For random walk linear fit: residuals show dependence (high $r_1$, $r_2$).
## Python example
### Estimating a Constant Mean and Variance
```python
import numpy as np
# Simulate a stationary series with constant mean
np.random.seed(42)
n = 100
mu = 5
e_t = np.random.normal(0, 1, n) # White noise
Y_t = mu + e_t
# Sample mean
Y_bar = np.mean(Y_t)
print(f"Sample Mean: {Y_bar:.3f}")
# Variance of sample mean (white noise case)
gamma_0 = np.var(e_t, ddof=1)
var_Y_bar = gamma_0 / n
print(f"Variance of Sample Mean (White Noise): {var_Y_bar:.3f}")
```
This code simulates a stationary time series $Y_t = \mu + e_t$ with $\mu = 5$ and white noise $e_t$, then computes the sample mean and its variance under the white noise assumption.
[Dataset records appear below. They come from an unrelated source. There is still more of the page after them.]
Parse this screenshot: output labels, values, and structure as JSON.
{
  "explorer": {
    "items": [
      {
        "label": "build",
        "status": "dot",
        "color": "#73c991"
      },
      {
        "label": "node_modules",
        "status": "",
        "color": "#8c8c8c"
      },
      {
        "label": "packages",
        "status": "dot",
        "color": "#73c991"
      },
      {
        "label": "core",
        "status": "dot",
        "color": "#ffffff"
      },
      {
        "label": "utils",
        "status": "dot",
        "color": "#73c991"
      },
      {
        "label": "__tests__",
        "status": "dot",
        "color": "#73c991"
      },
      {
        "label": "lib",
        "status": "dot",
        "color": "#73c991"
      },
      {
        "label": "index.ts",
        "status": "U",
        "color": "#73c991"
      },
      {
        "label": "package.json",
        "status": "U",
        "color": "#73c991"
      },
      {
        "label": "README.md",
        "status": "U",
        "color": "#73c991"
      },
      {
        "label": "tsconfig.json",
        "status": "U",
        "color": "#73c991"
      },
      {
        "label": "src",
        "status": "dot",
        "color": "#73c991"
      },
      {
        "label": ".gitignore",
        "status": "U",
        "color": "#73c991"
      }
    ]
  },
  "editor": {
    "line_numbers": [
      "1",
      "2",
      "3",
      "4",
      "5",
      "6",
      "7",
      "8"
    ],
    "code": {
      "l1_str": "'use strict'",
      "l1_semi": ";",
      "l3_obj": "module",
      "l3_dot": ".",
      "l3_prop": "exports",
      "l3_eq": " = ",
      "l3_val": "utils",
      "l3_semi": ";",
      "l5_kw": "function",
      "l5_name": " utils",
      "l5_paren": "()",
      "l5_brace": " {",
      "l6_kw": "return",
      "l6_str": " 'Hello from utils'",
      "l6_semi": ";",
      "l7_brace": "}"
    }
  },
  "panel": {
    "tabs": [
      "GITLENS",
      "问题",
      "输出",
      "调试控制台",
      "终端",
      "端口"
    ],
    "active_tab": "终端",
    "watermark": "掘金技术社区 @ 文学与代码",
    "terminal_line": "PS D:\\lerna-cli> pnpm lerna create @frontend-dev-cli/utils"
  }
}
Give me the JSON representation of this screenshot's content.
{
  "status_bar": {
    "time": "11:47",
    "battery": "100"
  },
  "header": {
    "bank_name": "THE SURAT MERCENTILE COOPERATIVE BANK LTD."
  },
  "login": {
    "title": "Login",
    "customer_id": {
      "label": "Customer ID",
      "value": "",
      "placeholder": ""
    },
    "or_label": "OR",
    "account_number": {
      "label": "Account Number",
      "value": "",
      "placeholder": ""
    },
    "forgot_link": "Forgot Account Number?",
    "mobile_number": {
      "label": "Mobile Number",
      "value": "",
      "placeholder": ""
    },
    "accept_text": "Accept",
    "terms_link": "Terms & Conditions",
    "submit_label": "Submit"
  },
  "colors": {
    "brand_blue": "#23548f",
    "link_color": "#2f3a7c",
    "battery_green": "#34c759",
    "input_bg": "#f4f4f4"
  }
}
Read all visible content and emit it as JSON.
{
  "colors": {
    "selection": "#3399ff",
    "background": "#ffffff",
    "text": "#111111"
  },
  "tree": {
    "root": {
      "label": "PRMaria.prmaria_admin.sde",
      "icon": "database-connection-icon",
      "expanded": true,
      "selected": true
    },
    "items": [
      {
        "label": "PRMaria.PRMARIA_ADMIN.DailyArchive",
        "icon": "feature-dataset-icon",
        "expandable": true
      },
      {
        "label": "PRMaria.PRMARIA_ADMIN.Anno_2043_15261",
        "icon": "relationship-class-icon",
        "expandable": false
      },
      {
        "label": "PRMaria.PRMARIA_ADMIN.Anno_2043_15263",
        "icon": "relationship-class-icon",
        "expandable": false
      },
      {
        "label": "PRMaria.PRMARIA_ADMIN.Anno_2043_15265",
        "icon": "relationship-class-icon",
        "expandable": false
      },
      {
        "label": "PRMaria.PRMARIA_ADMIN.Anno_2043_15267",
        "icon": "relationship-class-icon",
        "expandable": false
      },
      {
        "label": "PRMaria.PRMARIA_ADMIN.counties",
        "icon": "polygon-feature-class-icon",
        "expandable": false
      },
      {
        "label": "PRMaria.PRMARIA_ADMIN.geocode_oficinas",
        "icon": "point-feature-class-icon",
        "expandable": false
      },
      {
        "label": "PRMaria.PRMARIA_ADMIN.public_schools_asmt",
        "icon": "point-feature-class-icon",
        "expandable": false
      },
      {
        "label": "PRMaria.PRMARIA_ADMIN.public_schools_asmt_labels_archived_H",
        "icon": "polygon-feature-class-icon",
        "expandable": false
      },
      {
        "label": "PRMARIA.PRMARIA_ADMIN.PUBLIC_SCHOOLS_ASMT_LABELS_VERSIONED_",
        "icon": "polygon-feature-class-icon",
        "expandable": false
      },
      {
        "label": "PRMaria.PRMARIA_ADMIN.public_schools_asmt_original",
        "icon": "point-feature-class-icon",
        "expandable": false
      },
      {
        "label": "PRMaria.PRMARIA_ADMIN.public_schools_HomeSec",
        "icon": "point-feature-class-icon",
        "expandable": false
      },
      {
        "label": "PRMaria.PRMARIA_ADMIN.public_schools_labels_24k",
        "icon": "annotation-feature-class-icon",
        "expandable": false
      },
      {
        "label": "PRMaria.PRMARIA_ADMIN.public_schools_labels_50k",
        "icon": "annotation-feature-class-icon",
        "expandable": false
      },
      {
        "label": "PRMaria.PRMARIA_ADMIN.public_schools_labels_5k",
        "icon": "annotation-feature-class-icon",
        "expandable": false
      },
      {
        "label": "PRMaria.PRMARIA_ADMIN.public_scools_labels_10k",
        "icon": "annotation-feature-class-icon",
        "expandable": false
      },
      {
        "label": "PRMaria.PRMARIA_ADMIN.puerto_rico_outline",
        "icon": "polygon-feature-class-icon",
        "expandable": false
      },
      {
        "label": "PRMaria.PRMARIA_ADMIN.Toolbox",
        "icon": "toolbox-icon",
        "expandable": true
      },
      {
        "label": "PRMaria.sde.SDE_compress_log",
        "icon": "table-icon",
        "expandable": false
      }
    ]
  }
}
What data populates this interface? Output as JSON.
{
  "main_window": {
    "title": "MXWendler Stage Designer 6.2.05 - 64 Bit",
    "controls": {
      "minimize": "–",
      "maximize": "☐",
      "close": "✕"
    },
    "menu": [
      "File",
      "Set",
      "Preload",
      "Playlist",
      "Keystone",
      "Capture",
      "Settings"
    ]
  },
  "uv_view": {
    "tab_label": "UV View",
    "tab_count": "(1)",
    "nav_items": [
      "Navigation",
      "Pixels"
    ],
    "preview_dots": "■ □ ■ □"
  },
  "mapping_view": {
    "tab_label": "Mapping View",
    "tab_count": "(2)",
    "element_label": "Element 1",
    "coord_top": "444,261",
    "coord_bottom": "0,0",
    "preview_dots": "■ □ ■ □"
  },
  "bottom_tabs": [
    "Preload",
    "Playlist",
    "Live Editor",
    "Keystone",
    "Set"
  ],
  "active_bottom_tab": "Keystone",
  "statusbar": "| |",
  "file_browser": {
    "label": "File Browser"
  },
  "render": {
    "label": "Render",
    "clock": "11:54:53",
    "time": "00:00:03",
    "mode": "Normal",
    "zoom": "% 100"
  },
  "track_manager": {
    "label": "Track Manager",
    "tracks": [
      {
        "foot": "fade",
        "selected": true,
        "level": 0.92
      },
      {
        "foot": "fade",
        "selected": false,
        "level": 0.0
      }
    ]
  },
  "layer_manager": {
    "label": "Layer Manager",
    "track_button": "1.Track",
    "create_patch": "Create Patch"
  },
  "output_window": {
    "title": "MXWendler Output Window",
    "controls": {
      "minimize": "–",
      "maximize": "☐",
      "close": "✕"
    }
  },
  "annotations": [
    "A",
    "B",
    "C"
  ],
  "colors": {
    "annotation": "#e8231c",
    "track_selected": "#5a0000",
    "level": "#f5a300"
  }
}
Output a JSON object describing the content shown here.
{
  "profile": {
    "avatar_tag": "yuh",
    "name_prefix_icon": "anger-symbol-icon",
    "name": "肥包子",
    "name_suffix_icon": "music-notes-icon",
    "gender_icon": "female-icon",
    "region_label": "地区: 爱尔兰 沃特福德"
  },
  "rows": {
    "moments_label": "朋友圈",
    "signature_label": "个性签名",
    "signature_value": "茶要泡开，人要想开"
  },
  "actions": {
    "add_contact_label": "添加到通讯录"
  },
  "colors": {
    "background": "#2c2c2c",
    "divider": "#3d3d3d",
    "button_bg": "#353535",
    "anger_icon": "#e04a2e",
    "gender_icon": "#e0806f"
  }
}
### Fitting a Linear Trend with Least Squares
```python
import numpy as np
import statsmodels.api as sm
import matplotlib.pyplot as plt
# Simulate a series with a linear trend
np.random.seed(42)
t = np.arange(1, 101)
beta_0, beta_1 = 2, 0.1
e_t = np.random.normal(0, 1, 100)
Y_t = beta_0 + beta_1 * t + e_t
# Fit linear trend
X = sm.add_constant(t) # Add intercept term
model = sm.OLS(Y_t, X).fit()
print(model.summary())
# Plot
plt.plot(t, Y_t, 'o', label='Data')
plt.plot(t, model.fittedvalues, '-', label='Linear Fit')
plt.xlabel('Time')
plt.ylabel('Y_t')
plt.legend()
plt.show()
```
This example generates a series with a linear trend $Y_t = 2 + 0.1t + e_t$, fits it using OLS regression, and plots the data with the fitted line.
### Seasonal Means Model for Monthly Data
```python
import pandas as pd
import statsmodels.api as sm
import matplotlib.pyplot as plt
# Simulate monthly data with seasonal means
np.random.seed(42)
n_years = 5
t = np.arange(1, 12 * n_years + 1)
season = np.tile(np.arange(1, 13), n_years)
beta = np.array([10, 12, 15, 18, 20, 22, 21, 19, 16, 13, 11, 10]) # Seasonal means
e_t = np.random.normal(0, 1, len(t))
Y_t = beta[season - 1] + e_t
# Fit seasonal means model (no intercept)
df = pd.DataFrame({'Y': Y_t, 'Month': season})
X = pd.get_dummies(df['Month'], drop_first=False) # Indicator variables
model = sm.OLS(df['Y'], X).fit()
print(model.summary())
# Plot residuals
plt.plot(t, model.resid, 'o')
plt.xlabel('Time')
plt.ylabel('Residuals')
plt.show()
```
This simulates monthly data with distinct seasonal means, fits a seasonal means model using dummy variables, and plots the residuals.
### Cosine Trend Fit
```python
import numpy as np
import statsmodels.api as sm
import matplotlib.pyplot as plt
# Simulate data with cosine trend
np.random.seed(42)
t = np.arange(1, 61)
beta_0, beta_1, beta_2 = 10, 5, 2
f = 1 / 12 # Monthly frequency
Y_t = beta_0 + beta_1 * np.cos(2 * np.pi * f * t) + beta_2 * np.sin(2 * np.pi * f * t) + np.random.normal(0, 1, 60)
# Fit cosine trend
X = sm.add_constant(np.column_stack((np.cos(2 * np.pi * f * t), np.sin(2 * np.pi * f * t))))
model = sm.OLS(Y_t, X).fit()
print(model.summary())
# Plot
plt.plot(t, Y_t, 'o', label='Data')
plt.plot(t, model.fittedvalues, '-', label='Cosine Fit')
plt.xlabel('Time')
plt.ylabel('Y_t')
plt.legend()
plt.show()
```
This generates a series with a cosine trend $Y_t = 10 + 5 \cos(2\pi t / 12) + 2 \sin(2\pi t / 12) + e_t$, fits it, and visualizes the fit.
### Residual Analysis with Autocorrelation
```python
import numpy as np
import statsmodels.api as sm
from statsmodels.graphics.tsaplots import plot_acf
import matplotlib.pyplot as plt
# Simulate a random walk (nonstationary)
np.random.seed(42)
n = 100
e_t = np.random.normal(0, 1, n)
Y_t = np.cumsum(e_t)
# Fit linear trend
t = np.arange(1, n + 1)
X = sm.add_constant(t)
model = sm.OLS(Y_t, X).fit()
# Standardized residuals
resid = model.resid / np.std(model.resid, ddof=1)
# Plot residuals
plt.plot(t, resid, 'o')
plt.xlabel('Time')
plt.ylabel('Standardized Residuals')
plt.show()
# Autocorrelation function
plot_acf(resid, lags=20)
plt.show()
```
This simulates a random walk, fits a linear trend, computes standardized residuals, and plots both the residuals and their sample autocorrelation function to check for dependence.